Discourse of transparency

I’m fully immersed in the academic literacies research perspective. Interestingly, I’ve always professed to take an academic literacies perspective, but in recent weeks when confronted by other academic literacies researchers or when in context where the issue of writing in HE was discussed, I didn’t really feel as if I understood or even represented this research perspective. I’ve been reading around the area of writing or academic writing in HE. Mainly because this is the area in which most academic literacies work is located. I’m wanting to see if concepts relevant to writing in HE can be used to understand academic literacy practices in vocational contexts where the written text isn’t the main assessment outcome. So I’ve been looking at notions of learning, meaning making and of course how writing is a means whereby learning and meaning making is mediated or expressed within the university. I’m starting to understand the academic literacies field and I think the diagram I uploaded last week helps to visually illustrate my understanding.

I was struck of course by how ideologically located academic writing is – the many assumptions which underpin particular notions of academic writing – what many researcher in the field refer to as the ‘discourse of transparency’ – the idea that there is a common sense understanding about what constitutes good academic writing, and that typical markers of good academic writing like, structure, clarity, logic of the argument, acknowledgement of sources, correct grammar, are implicit and something which anyone who can read and write English should be able to understand and master. In fact there is nothing implicit about academic writing – for most part these ‘universal’ academic writing conventions are actually located in another socio-historical period where rationalist and empiricist epistemologies reinforced a particular rhetorical ordering. There is also an expectation that students, even though entering university for the first time, should have a grasp of these rhetorical features, which more often than not, are subjected to further stylistic ordering at the hands of individual lecturers (or disciplines) who impose idiosyncratic norms and standard to create their own version of what constitutes ‘appropriate academic language’. So someone new to higher education might be rather overwhelmed when trying to understand and apply these apparent transparent and neutral academic writing conventions, which for many lecturers has probably taken them years to learn anyway.

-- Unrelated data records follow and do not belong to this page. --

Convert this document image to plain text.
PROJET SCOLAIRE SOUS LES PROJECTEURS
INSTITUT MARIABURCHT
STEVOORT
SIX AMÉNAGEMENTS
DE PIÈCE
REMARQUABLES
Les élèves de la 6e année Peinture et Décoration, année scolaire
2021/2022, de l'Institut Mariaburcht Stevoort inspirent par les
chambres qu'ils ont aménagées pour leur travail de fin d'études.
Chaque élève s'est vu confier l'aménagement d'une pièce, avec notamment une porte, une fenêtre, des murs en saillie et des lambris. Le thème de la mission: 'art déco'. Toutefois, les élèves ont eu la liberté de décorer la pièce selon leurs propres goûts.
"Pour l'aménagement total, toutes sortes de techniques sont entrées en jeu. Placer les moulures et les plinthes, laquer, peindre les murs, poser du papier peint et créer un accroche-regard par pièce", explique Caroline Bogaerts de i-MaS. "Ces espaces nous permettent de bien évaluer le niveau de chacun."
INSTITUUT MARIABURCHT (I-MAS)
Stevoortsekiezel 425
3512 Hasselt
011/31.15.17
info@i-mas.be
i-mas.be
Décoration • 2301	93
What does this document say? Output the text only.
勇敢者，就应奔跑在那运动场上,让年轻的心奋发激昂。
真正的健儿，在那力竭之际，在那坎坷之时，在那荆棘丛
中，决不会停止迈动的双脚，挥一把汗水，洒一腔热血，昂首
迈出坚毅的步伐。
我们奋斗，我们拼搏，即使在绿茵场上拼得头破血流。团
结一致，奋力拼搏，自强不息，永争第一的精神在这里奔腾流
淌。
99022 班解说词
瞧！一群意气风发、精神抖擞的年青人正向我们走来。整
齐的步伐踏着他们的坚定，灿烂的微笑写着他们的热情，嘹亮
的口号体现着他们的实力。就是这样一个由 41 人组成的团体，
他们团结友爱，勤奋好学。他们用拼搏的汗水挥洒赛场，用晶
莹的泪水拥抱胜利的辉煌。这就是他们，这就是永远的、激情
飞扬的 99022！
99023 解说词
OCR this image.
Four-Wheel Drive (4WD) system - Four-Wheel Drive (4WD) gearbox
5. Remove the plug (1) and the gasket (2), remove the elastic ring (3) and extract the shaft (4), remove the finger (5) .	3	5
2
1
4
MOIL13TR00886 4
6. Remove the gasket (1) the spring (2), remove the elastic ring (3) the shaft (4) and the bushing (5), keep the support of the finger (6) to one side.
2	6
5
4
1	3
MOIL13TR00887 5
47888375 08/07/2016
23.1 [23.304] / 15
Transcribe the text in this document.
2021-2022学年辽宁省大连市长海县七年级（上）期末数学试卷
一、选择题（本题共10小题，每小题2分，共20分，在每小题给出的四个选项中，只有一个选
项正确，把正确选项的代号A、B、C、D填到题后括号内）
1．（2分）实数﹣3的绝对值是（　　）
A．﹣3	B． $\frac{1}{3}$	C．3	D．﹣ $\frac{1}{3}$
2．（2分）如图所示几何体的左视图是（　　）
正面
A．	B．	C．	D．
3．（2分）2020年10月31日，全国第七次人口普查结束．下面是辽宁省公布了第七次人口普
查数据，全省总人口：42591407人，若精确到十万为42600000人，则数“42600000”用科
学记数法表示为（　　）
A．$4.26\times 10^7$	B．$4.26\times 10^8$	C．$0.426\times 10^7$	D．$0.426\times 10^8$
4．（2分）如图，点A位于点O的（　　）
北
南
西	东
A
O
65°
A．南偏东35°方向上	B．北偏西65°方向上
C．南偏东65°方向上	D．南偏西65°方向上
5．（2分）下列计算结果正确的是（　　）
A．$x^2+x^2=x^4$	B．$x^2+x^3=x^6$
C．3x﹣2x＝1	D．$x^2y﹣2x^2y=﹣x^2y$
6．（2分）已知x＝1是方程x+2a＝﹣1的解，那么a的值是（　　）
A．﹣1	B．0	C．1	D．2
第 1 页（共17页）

And this is the point of academic literacies research – the critique of these very taken for granted, seemingly transparent and value free academic conventions – problematising them, questioning the ideological, socio-cultural and historical base of practices that of valued and unpacking the very real power dynamics at play when one convention is held to be more valued than another.
I was reminded, almost ashamedly, of my role in the practice of berating my poor students as being pathetic writers and dishing out, often in rather pejorative ways, this discourse of transparency. I remember doing class after class on how to write an introduction or how to reference – saying how simple it is “all you need to remember is AUTHOR, YEAR:PAGE NUMBER” as if this was a normal, internalised something all students had been told since primary school and everyone in their household was doing. If I was honest now – I adopted this strategy because it was easier to assign the problem to the disempowered student, than acknowledge that the system isn’t really there to accept everyone into its fold. And not only does the problem reside with this big, bad, faceless system – but I was part and parcel of validating that system – and therefore not welcoming anyone not already familiar with norms and conventions valued. Now that I am confronted as a student with this same discourse of transparency, while feeling the outsider, the complexity and almost complete subjectivity associated with the act of writing within the academic context (and of course different academic contexts, demand different norms and values) has become all the more tangible.